Monday 16 December 2013

It's the little things that count.




One of the things you expect when you move to a different climate, especially a more temperate one, is to be attacked by things that nature seems to have created specifically to annoy you.  Mosquitoes, midges, gnats for example.

I remember having many conversations with my older children about nature's purpose for a wasp, other than to annoy you at picnics.  We came to the conclusion that it must have a crucial part in the food chain, providing sustenance for other, probably bigger, creatures that under the Butterfly Effect form part of the intricate web that makes up life on earth.

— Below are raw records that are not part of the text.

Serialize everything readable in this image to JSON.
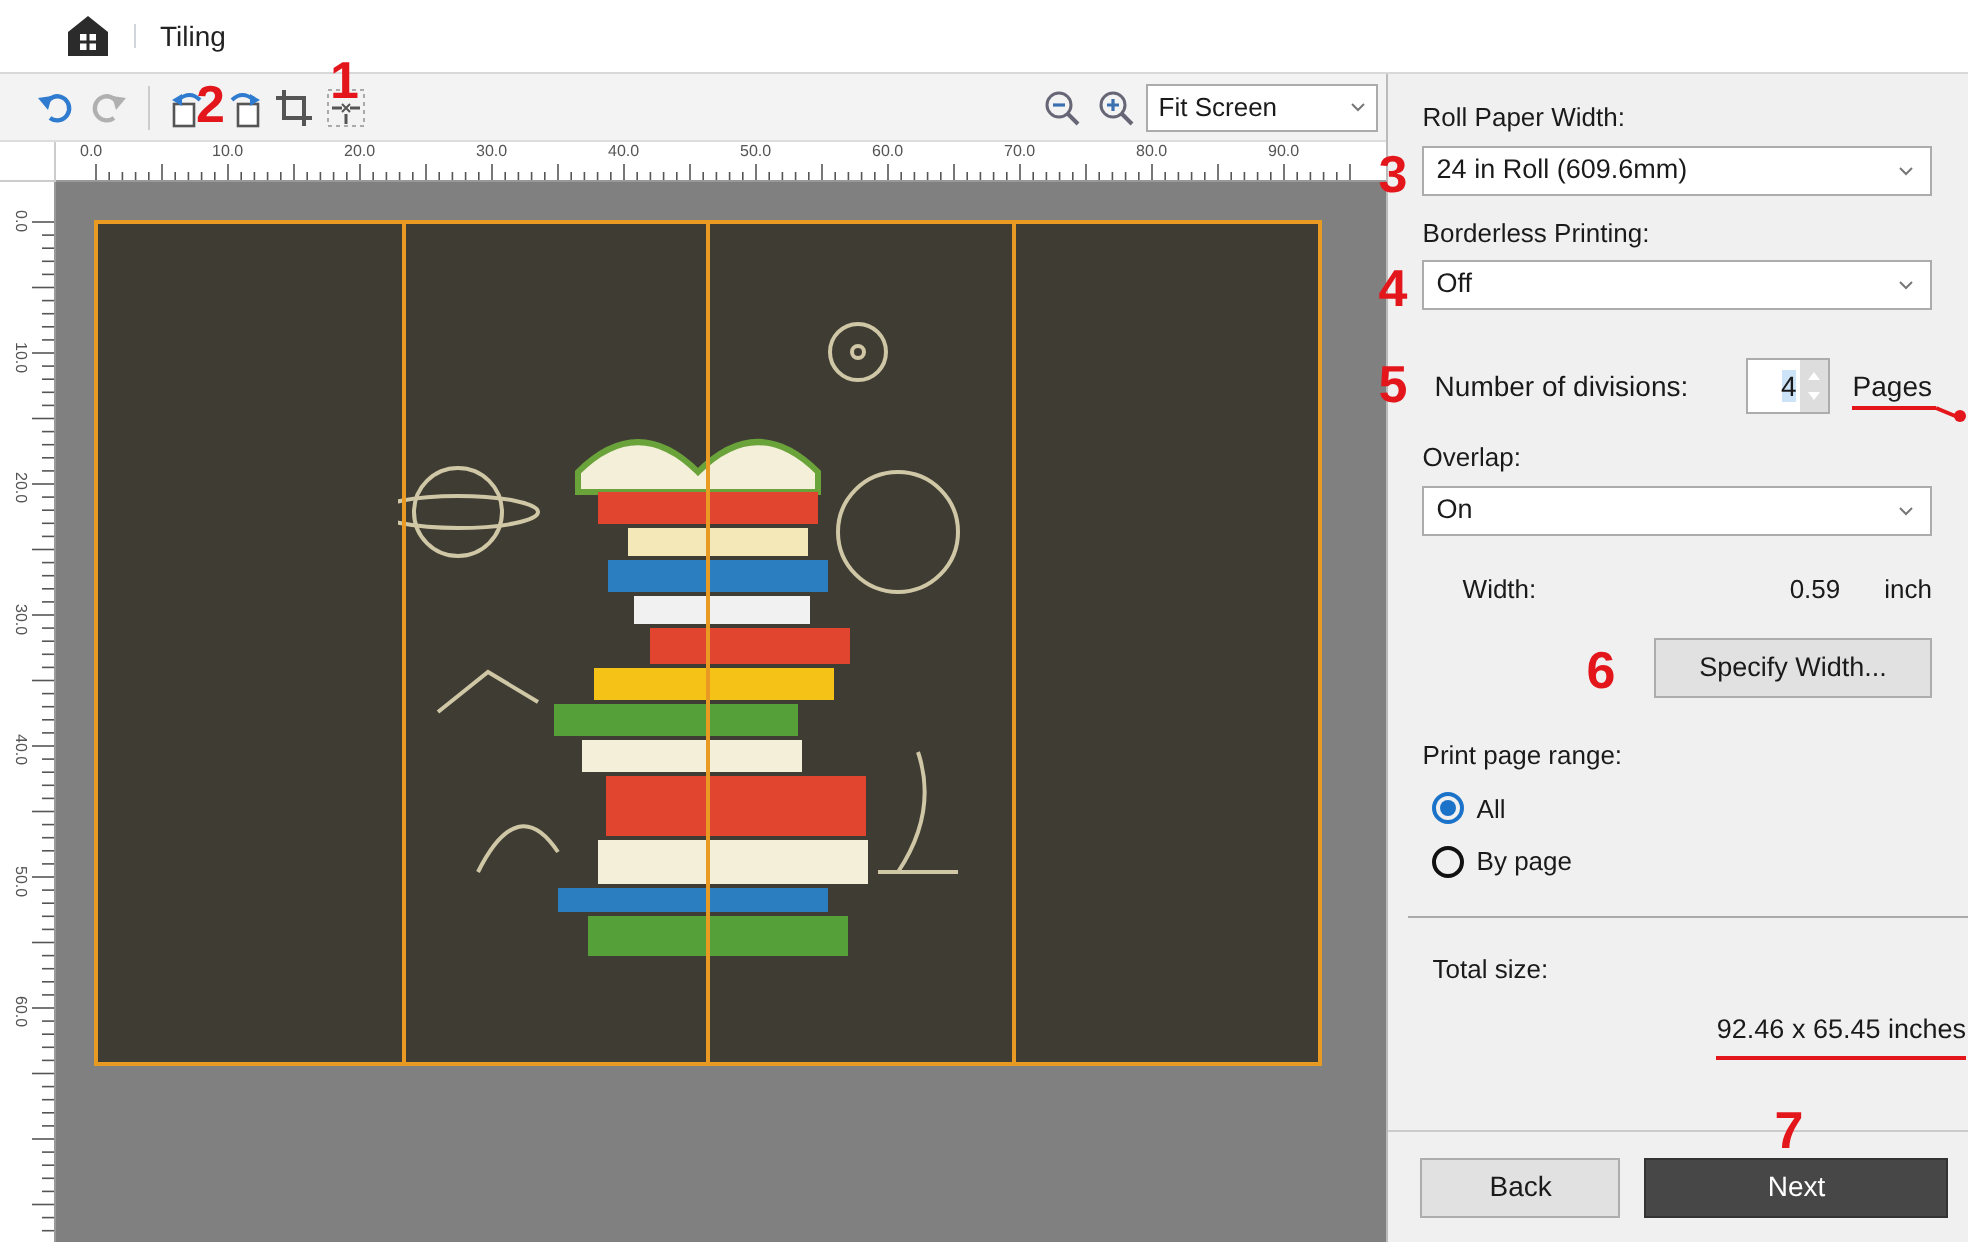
{
  "header": {
    "title": "Tiling"
  },
  "toolbar": {
    "buttons": [
      {
        "kind": "undo",
        "disabled": false
      },
      {
        "kind": "redo",
        "disabled": true
      },
      {
        "kind": "rotate-left",
        "badge": "2"
      },
      {
        "kind": "rotate-right"
      },
      {
        "kind": "crop"
      },
      {
        "kind": "fit",
        "badge": "1"
      }
    ],
    "zoom": {
      "value": "Fit Screen"
    }
  },
  "ruler": {
    "horizontal": [
      "0.0",
      "10.0",
      "20.0",
      "30.0",
      "40.0",
      "50.0",
      "60.0",
      "70.0",
      "80.0",
      "90.0"
    ],
    "vertical": [
      "0.0",
      "10.0",
      "20.0",
      "30.0",
      "40.0",
      "50.0",
      "60.0"
    ]
  },
  "panel": {
    "roll_paper_width": {
      "label": "Roll Paper Width:",
      "value": "24 in Roll (609.6mm)",
      "badge": "3"
    },
    "borderless": {
      "label": "Borderless Printing:",
      "value": "Off",
      "badge": "4"
    },
    "divisions": {
      "label": "Number of divisions:",
      "value": "4",
      "unit": "Pages",
      "badge": "5",
      "underlined": true
    },
    "overlap": {
      "label": "Overlap:",
      "value": "On"
    },
    "width": {
      "label": "Width:",
      "value": "0.59",
      "unit": "inch"
    },
    "specify_button": {
      "label": "Specify Width...",
      "badge": "6"
    },
    "page_range": {
      "label": "Print page range:",
      "options": [
        {
          "label": "All",
          "selected": true
        },
        {
          "label": "By page",
          "selected": false
        }
      ]
    },
    "total_size": {
      "label": "Total size:",
      "value": "92.46 x 65.45 inches",
      "underlined": true
    }
  },
  "footer": {
    "buttons": [
      {
        "label": "Back",
        "kind": "secondary"
      },
      {
        "label": "Next",
        "kind": "primary",
        "badge": "7"
      }
    ]
  }
}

Right now, if I was asked what living thing I'd like to go in to Room 101 I would vote for mosquitoes, or whatever it is that's been feeding on my wife and I, to go straight in, not to pass Go, and definitely not collecting £200 for their extinction.  As with wasps, my virtual vacuum of knowledge of the biology of these creatures means that I don't know what good they do?  On the negative side, as far as I'm concerned they are responsible for malaria and my discomfort, and that's enough to see them extinct.  If they are doing good to the world they need to change their PR company as it's a mystery to me.  Maybe they pollinate like bees or provide vital medicine for rare diseases, but I'm not convinced I'd swop either of those benefits for the sheer discomfort that the numerous bites or stings are causing us.

Hopefully we are now getting the medication we need to alleviate the symptoms, but it's been blooming awful, and when you speak to people who've been out here a while they all have similar stories.  'Ah yes, I had that and wanted to cut my limbs off with a knife it was so itchy'....  Great..  Suffice to say, once bitten... thirty times bitten, thirty first time shy.  We're going to carry around an arsenal of repellent, anti-histamine tables and creams from now on, and when we see something smaller than a sparrow we're going straight to DEFCON 4 and put up a barrage equal to a bad night over Berlin.  If DEFCON 5 is needed we leap in to a small tent and roll towards the car..

In a similar vein (literally) when you go to the well organised zoo in Sharjah, they go to great lengths to inform you of the various snakes, spiders and scorpions (not the East German rock band..) that lurk in the desert.  Apparently the moment you set foot just a meter inside the sand dunes these creatures leap out at you and bite/sting you to an early grave.  Maybe I'm exaggerating a little, as a snake-wise friend who was with us re-assured me that they all run away (run?  Slither, I meant)  as soon as they sense your approach.  Apart from the Spitting Cobra, who has no fear of you at all but just stands it's ground so that it can get some target practice.  


Spitting Cobra, it will kill you..  Maybe it had a bad childhood....

There is then an information panel which tells you what to do in the event of a snake bite, although it also says that as there is only one hospital in the region with anti-venom so it's barely worth the effort of first aid really as you'd never get to help in time...  Thanks..



Mosquito, this will annoy you to the extent you want to kill.... anything....

To counter this we have met numerous people who walk and mountain bike in the mountains, camp out there, run around barefoot, OK maybe that's an exaggeration, but none the less regularly visit the habitat of these animals and have never seen anything toxic let alone had to fend it off with a stick.  

Still, makes us sound a bit more like Steve Irwin and less like Mary Portas..


2 comments:

Coach Ant said...

The mosquitoes eat me alive, and will even take elevators to the 7th floor to find me. I spent my first year here suffering with the bites, and having tried numerous natural remedies and preventative measures, I found that the only thing that helped was injecting a vaccine into my belly fat once a week for 3 months. Whilst it really was as cringing as it sounds, I quite enjoyed it, and the end result was that I now react to the bites like a local...either you don´t notice the bite, or you scratch a tiny red dot for about 20 secs and thats it. I recommend it much more than going 3 months without sugar or alcohol (that was one of the hardest and most unrewarding natural preventative measures I´ve tried that achieved NO positive results).

Unknown said...

Streuth, that sounds bad!I thought injections in to your belly were for rabies?! Glad you got it sorted though. Ours seem to go away when the weather gets warmer.